The bone of contention that led to the vertical split, is who should succeed Mani as chairman of the party. Mani's son and member of Rajya Sabha, Jose K Mani convened a parallel meeting of the state council members and took charge as chairman after proving his majority at that forum. This left Jose K Mani's rival and working president and his supporters with no option other than to go for a legal remedy to continue as the head of the party. As a result, Jose's election as chairman has been staed by Munsiff Court, Thodupuzha. Joseph has also the option of reviving his erstwhile 'Joseph group' and functioning as a new party. Whatever that be, the latest split in Kerala Congress is nothing surprising or unnatural. For, in its 56 years of existence the party has already undergone division at least 11 times, plus innumerable other minor splits. Although the party was formed with the name 'Kerala Congress' in 1964, except for a short duration, it was never known by a name without an English alphabet in bracket to denote which faction.
For a party with a dubious distinction for 'growing as it breaks, and breaking as it grows', this split is only a continuation of its tradition. In the latest instance, since the internal squabbles in the party over the candidate selection for Kottayam constituency in the recent Lok Sabha election, there were signs of a division. It was known to all that there was no love lost between Joseph and Mani, despite both having merged into one party nine years ago. Soon after Joseph was denied the Kottayam seat, there were reports that the party was heading to a split which however did not happen that soon. And for his part, Joseph, withouth outwardly showing any grudge over being denied a seat, actively took part in the party's election campaign. It was during that period that KM Mani's unexpected death happened. In the debate about who should lead the party, the two names that came up were of PJ Joseph with his seniority as the basis, and of Jose K Mani, with the privilege as KM Mani's son. That naturally led to a tussle within the party. When Joseph grabbed the leader's seat in the assembly, Jose K Mani retaliated by getting elected as party chairman on the strength of the majority in the state council. Joseph argues that such an election of chairman has no basis as per the party's constitution. Using that contention, Joseph has secured a stay for Jose's election. Joseph's faction approached the court also as part of pre-empting Jose's moves to use his authority as chairman to oust him from the post of parliamentary party leader. Such legal battles are nothing new in the history of the party, and there are even instances of street fights between workers reflecting the legal fight.

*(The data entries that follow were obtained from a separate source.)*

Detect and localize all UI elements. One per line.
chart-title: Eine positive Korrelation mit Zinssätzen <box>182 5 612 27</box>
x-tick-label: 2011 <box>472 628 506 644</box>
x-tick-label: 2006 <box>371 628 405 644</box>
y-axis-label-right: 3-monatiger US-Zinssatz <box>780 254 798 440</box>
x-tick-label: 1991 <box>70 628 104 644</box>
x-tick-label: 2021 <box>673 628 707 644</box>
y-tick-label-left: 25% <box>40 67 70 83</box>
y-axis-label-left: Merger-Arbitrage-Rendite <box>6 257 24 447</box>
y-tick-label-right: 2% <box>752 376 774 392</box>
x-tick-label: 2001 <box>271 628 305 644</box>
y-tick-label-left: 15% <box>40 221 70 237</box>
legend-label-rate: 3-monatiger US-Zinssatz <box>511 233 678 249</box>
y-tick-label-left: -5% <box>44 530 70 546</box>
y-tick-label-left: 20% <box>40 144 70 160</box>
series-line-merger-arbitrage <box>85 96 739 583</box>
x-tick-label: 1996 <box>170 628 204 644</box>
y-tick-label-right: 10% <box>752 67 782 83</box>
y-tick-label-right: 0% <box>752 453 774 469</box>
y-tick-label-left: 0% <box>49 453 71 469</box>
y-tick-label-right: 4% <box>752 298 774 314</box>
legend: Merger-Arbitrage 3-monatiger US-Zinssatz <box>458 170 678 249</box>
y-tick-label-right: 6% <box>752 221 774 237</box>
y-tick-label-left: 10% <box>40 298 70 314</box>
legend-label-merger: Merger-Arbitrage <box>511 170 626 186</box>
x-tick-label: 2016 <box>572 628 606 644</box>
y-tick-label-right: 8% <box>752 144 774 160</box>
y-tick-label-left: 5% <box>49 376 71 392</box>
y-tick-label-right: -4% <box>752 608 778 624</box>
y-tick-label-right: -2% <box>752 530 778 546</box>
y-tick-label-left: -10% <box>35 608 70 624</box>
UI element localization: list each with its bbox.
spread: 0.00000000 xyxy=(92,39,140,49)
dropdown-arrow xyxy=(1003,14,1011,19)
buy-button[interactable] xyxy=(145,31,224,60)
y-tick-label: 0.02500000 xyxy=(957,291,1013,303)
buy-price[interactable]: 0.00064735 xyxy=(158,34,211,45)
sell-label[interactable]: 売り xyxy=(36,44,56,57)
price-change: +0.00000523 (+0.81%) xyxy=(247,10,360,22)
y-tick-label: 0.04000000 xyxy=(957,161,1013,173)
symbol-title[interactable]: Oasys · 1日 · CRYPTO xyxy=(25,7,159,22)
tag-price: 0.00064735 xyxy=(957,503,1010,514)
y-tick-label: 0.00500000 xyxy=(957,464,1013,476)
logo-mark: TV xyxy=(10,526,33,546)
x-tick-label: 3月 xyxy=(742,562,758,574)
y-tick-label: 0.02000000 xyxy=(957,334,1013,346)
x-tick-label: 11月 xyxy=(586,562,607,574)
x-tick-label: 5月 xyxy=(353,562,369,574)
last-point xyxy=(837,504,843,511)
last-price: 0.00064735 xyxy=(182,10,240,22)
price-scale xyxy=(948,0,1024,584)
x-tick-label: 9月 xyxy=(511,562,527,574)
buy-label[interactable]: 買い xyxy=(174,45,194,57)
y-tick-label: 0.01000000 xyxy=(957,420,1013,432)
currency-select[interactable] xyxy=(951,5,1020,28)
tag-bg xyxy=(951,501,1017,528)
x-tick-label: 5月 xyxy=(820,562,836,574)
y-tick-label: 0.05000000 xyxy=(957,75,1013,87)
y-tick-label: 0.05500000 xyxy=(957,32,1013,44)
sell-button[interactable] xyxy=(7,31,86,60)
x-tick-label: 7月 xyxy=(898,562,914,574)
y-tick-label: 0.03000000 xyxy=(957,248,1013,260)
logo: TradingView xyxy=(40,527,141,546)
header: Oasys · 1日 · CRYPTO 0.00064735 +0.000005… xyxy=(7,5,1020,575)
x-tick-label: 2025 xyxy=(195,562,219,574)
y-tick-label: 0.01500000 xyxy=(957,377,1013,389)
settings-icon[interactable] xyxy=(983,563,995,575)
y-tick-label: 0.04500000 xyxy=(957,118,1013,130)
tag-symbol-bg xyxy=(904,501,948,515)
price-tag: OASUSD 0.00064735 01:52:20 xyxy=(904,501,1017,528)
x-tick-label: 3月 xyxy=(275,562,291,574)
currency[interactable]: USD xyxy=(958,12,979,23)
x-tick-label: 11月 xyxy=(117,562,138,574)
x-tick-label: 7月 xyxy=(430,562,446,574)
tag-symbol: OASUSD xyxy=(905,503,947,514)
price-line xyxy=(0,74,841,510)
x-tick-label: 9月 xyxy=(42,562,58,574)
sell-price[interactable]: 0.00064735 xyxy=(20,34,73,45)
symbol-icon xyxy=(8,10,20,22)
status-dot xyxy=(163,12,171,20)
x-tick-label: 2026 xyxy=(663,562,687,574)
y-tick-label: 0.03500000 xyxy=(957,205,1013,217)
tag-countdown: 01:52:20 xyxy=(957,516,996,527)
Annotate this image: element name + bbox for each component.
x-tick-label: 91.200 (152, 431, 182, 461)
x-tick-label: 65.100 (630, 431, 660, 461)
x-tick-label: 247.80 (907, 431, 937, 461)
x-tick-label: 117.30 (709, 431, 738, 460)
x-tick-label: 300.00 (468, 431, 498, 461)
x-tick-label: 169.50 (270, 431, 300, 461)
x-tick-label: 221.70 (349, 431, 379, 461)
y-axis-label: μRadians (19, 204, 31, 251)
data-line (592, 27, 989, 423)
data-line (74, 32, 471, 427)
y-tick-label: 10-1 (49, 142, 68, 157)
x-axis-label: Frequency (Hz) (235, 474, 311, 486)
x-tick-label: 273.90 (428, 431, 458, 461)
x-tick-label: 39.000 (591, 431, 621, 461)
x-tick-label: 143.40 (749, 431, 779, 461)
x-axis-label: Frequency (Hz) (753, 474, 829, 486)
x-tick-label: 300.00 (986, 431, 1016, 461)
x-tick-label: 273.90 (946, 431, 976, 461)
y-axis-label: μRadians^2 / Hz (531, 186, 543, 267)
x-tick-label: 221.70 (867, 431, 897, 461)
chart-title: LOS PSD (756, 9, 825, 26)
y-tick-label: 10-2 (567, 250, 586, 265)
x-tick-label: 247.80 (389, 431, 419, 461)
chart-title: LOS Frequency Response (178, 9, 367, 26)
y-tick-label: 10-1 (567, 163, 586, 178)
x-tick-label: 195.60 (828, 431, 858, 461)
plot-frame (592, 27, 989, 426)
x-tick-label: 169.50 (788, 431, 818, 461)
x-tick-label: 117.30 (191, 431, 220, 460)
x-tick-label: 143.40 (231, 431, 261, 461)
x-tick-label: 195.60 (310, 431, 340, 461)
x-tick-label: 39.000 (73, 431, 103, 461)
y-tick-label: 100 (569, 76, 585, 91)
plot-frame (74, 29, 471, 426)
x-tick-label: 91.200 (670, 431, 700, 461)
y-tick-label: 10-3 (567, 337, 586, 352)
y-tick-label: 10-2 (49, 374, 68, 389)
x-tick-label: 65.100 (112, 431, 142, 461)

None of the splits and mergers, including the latest, was not in the name of any political position or ideological difference of opinion. Everything that happened was about grabbing authority. Kerala Congress is a party that entered Kerala's political scene with stress on the relevance of regional parties based on a philosophy of federalism, and thus found its place in the corridors of power. What KM Mani mooted through the Aluva resolution of 1973, as the goal of Kerala Congress, was a constitutional amendment giving more autonomous powers to state governments. But, the party not only failed in translating that to reality politically, it even fell into the abyss of conventional pragmatic/parliamentary politics to such an extent as to find a recovery tough, That was how the party's working class theory came to be ridiculed as prostration to win a penny either with 'split or merger'. The party's conscience also had to suffer being portrayed as elastic like a rubber that can stretch when pulled and shrink back to previous form when released. Although it is an open secret that the Christian church has a sway over the party, these parties have never in the past been able to take the side of Christian values of rectitude and spirituality. On the contrary, its leaders tried to get entrenched in the dark recesses of power plagued by corruption, nepotism and confrontations. It is also true that in this game of musical chair, our coalition mechanisms have lent ample support and encouragement. Regardless of merger or split, a berth in either of the fronts is guaranteed to the party. That is the reason why one can see the fossils of Kerala Congress in all the three alliances of the state. And our land has also been witness to the picture of both factions co-existing in the same front after the split. That will perhaps happen again here. Or else, Joseph faction may even switch the alliance. All the same, there is no doubt that both the parties will continue in Kerala politics. As long as the mainstream parties do not have precise positions in the matter of forming alliances, it may be our fate to live with such political vulgarities.